Clones

Author : Duncan Shields, Staff Writer

I remember the rumours when the girls first came to school. At first we thought that they were quintuplets but there had been nothing in the paper and that sort of thing still made the news. Plus they were too alike. Not just similar to each other. Something more.

Clones.

I went to a rich school but this was a step above what even we were used to. Only the super rich could afford clones. We didn’t know what to make of these girls. As the weeks went by, the whispers started:

Rumours that they were being bred by their wealthy, remorseless parents for their organs. Clones were more sexually aggressive than normal people, students said. They had a psychic connection with each other at all times. If one died, they’d all die. They didn’t need to eat normal food.

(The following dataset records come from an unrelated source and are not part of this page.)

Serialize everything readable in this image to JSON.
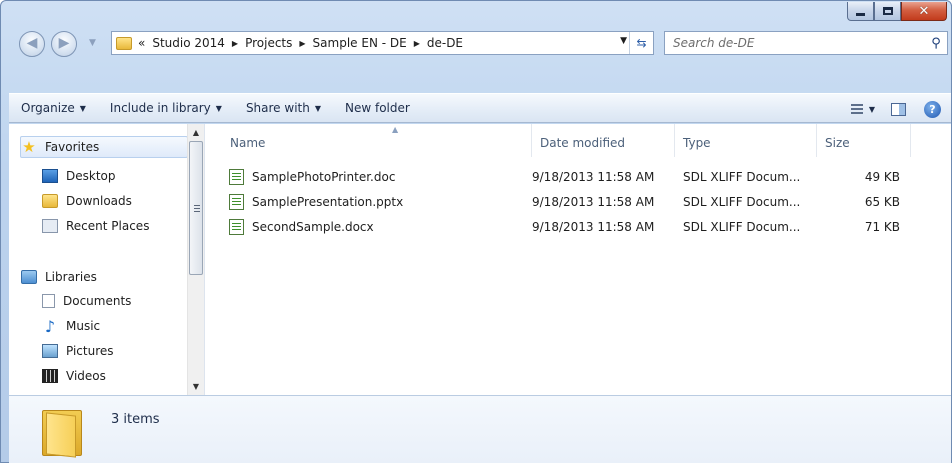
{
  "window": {
    "caption_buttons": {
      "minimize": "minimize-glyph",
      "maximize": "maximize-glyph",
      "close": "✕"
    }
  },
  "address": {
    "crumbs": [
      "«",
      "Studio 2014",
      "Projects",
      "Sample EN - DE",
      "de-DE"
    ],
    "separator": "▶"
  },
  "search": {
    "placeholder": "Search de-DE"
  },
  "commands": {
    "organize": "Organize",
    "include": "Include in library",
    "share": "Share with",
    "new_folder": "New folder",
    "help": "?"
  },
  "nav": {
    "favorites": "Favorites",
    "desktop": "Desktop",
    "downloads": "Downloads",
    "recent": "Recent Places",
    "libraries": "Libraries",
    "documents": "Documents",
    "music": "Music",
    "pictures": "Pictures",
    "videos": "Videos"
  },
  "columns": {
    "name": "Name",
    "date": "Date modified",
    "type": "Type",
    "size": "Size"
  },
  "files": [
    {
      "name": "SamplePhotoPrinter.doc",
      "date": "9/18/2013 11:58 AM",
      "type": "SDL XLIFF Docum...",
      "size": "49 KB"
    },
    {
      "name": "SamplePresentation.pptx",
      "date": "9/18/2013 11:58 AM",
      "type": "SDL XLIFF Docum...",
      "size": "65 KB"
    },
    {
      "name": "SecondSample.docx",
      "date": "9/18/2013 11:58 AM",
      "type": "SDL XLIFF Docum...",
      "size": "71 KB"
    }
  ],
  "details": {
    "count": "3 items"
  }
}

None of that was true, of course, but those were the suppositions that flew around the lockers and the classrooms.

The girls had been home-schooled until now. I can’t imagine what kind of financial crisis or weird notion pressured their parents to put them in a mainstream private school. Maybe the girls themselves had banded together and demanded it.

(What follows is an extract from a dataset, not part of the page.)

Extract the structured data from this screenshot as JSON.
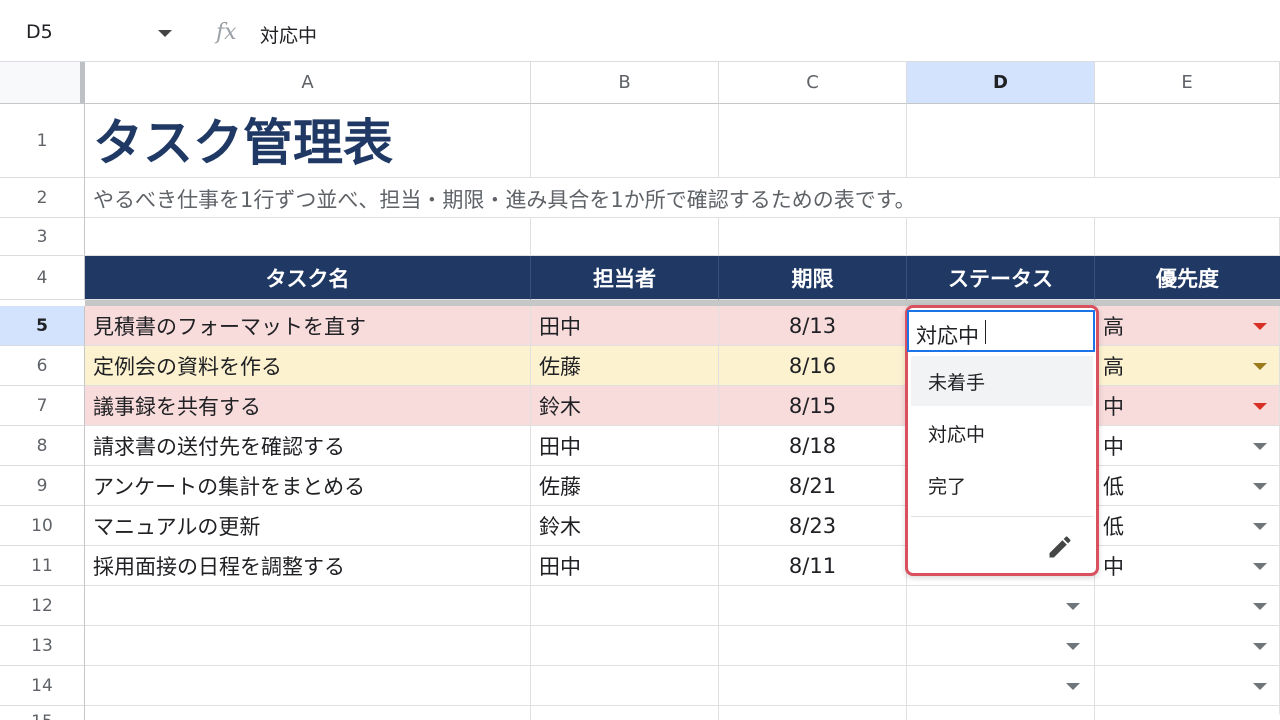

That first September, they all had blonde hair, tied back, and they wore identical clothes every day. Getting ready in the morning must have been boring to them.

In October, they started wearing slightly different things. Different colours of shoelaces, for instance, or different barettes. It became a game to hunt down and identify which one was which. One daring student broke into the school records and managed to get their names. We didn’t know which one was which but we had their names. We had those syllables to roll around on our tongues.

In November, one of them dyed her hair black. We know now that was Tracey. She got friends after that. People were less freaked out by her similarity to the others now that she had separated herself from the pack with a simple hair colour change.

When the girls came back from Christmas, they all had different hair colours and styles. Gone were the matching clothes. They started to mingle into different cliques.

A couple of them joined the cheerleader squad. Those two were always put on opposite ends of the routines for symmetry. The Bookends, we called them.

One of them started smoking. One of them got into a fight with one of the popular girls over one of the football boys.

Then one of them got pregnant.

The week after that, they were all gone. Mid-February. No more clones.

I guess their parents had gotten too spooked at the independence and the diversity that our more mainstream school had brought to their five previously identical daughters. The fact that they meted out the same punishment for all five was a little unreasonable, I thought at the time, but parents will be parents, I guess. Especially the parents of clones.

I remember that it was mid-february that they left because it was the day after Valentine’s Day. The day after one of them had given me a valentine’s card and kissed me on the cheek. She didn’t give a valentine to anyone else. The card itself was blank.

I never saw them again. Clones are commonplace these days and of course there are the Trouble Regions, but I remember those days of my first experiences with those clones fondly.